La solution camerounaise au problème des réfugiés

La 17e édition de la journée mondiale s’est célébrée le 20 juin dernier avec des appels à la solidarité, au  partage et à plus d’engagement à sauver la situation des réfugiés dont les chiffres ne cessent de croitre. Le Cameroun, pour sa part, apporte déjà une contribution substantielle à la résolution de ce problème.

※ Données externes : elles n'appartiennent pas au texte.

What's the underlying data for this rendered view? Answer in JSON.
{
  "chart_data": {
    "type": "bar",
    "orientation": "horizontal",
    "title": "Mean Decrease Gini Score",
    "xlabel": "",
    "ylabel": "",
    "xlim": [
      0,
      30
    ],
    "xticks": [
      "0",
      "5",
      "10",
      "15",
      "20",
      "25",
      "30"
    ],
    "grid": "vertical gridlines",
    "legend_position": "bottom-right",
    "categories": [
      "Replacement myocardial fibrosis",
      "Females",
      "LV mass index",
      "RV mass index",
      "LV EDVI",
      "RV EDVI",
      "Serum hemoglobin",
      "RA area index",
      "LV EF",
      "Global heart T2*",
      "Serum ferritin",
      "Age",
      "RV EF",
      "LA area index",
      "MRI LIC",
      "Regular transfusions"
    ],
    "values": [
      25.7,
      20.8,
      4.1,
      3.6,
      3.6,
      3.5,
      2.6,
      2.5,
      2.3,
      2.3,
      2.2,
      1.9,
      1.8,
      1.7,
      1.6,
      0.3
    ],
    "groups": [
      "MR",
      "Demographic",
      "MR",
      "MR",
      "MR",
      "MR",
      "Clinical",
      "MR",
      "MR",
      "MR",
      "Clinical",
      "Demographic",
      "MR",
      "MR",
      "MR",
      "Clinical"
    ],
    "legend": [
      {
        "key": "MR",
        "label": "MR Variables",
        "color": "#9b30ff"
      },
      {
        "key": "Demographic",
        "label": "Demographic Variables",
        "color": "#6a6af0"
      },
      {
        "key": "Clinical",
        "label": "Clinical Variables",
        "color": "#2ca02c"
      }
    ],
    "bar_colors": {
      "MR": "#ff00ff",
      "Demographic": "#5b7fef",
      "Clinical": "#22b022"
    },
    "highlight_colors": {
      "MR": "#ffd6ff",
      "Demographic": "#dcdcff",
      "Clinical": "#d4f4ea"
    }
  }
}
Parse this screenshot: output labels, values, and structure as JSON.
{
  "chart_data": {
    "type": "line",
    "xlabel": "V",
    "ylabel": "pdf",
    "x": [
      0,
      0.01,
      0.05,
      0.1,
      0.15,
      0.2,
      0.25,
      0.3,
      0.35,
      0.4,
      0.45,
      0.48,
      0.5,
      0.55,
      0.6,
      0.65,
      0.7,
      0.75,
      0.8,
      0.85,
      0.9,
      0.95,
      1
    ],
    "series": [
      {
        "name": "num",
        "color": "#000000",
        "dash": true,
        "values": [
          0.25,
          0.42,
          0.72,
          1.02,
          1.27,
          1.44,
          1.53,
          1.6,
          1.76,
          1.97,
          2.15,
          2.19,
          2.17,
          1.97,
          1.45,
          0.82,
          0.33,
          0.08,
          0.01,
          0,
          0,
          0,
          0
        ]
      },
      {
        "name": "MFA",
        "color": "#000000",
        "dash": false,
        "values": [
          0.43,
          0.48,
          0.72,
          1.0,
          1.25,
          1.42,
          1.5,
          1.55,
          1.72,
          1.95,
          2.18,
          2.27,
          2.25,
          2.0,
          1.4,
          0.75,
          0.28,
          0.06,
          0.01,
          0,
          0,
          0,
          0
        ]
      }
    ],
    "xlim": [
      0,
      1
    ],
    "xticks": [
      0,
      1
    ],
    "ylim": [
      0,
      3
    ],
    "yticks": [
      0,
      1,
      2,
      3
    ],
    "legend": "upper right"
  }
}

Le Cameroun, 7e pays africain et 13e  mondial à abriter le plus grand nombre de réfugiés,  n’a pas attendu ces appels pour ouvrir largement ses portes aux réfugiés qui sont, pour l’essentiel, la conséquence des conflits armés dans les pays voisins. C’est ce qui faire dire à Lazare-Etien Kouassi, le représentant du Haut-Commissariat aux Réfugiés  (HCR) au Cameroun que le pays du président Paul Biya est « une véritable terre d’hospitalité qui accueille généreusement environ 373 000 réfugiés et demandeurs d’asile ».

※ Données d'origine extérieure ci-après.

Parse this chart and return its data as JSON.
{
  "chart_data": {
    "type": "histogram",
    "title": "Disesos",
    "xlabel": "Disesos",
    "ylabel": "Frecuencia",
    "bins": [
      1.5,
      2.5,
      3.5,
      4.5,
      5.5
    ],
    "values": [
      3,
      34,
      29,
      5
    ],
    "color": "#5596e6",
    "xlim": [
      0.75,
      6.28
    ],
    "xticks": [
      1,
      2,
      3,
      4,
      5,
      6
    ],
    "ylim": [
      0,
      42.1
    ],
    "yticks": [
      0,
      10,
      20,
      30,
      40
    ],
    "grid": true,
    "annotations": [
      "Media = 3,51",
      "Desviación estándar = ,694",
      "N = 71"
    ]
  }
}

En fait, le Cameroun accueille environ 260 000réfugiés centrafricains qui se sont installés dans les régions de l’Est, de l’Adamaoua et du Nord. On y trouve également 88 000 réfugiés nigérians qui, eux, fuyant les exactions de la secte terroriste Boko Haram, se sont installés dans la région de l’Extrême-nord. Par ailleurs, selon les statistiques du HCR, on dénombre 20 000 réfugiés urbains qui vivent principalement dans les villes de Yaoundé et Douala.

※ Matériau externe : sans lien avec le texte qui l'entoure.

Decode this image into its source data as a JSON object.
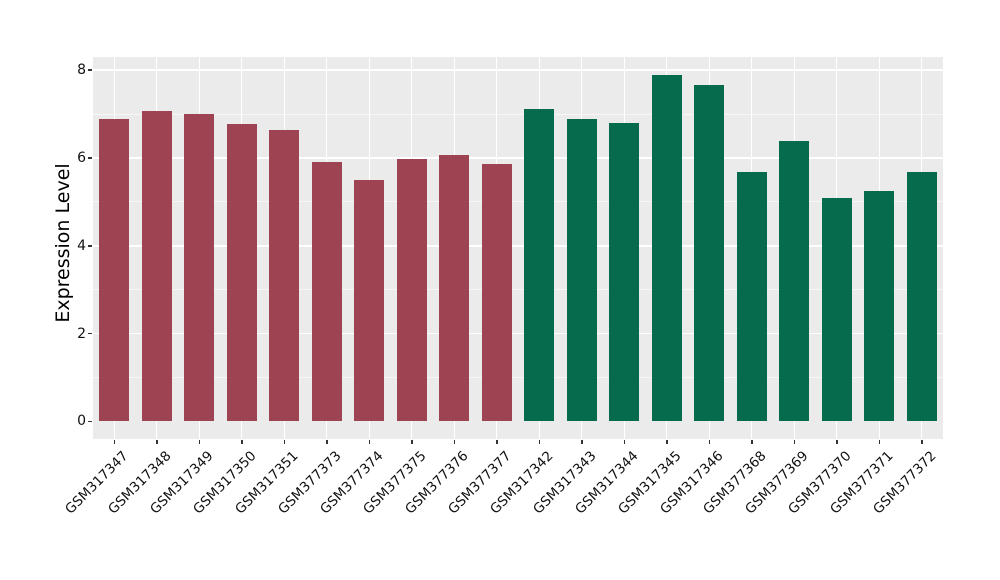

Pendant longtemps, le Cameroun a abrité un nombre important de réfugiés tchadiens et rwandais qui fuyaient leur pays du fait de l’instabilité politique et des conflits armés.

En plus des réfugiés, on dénombre 220 000 déplacés internes  dans la région de l’Extrême-nord. Il faut dire que, même si le pays bénéficie du soutien du HCR, la gestion des réfugiés constitue un lourd fardeau à la fois pour l’État et pour les populations. Il doit assurer la protection et l’assistance aux réfugiés et personnes déplacées internes vivant sur son territoire. Cette assistance s’étend à d’autres domaines tels que l’alimentation, la fourniture en abris et autres articles non-alimentaires, l’appui aux activités génératrices de revenus, l’approvisionnement en eau potable et l’assainissement, la prise  en charge des soins de santé et l’éducation.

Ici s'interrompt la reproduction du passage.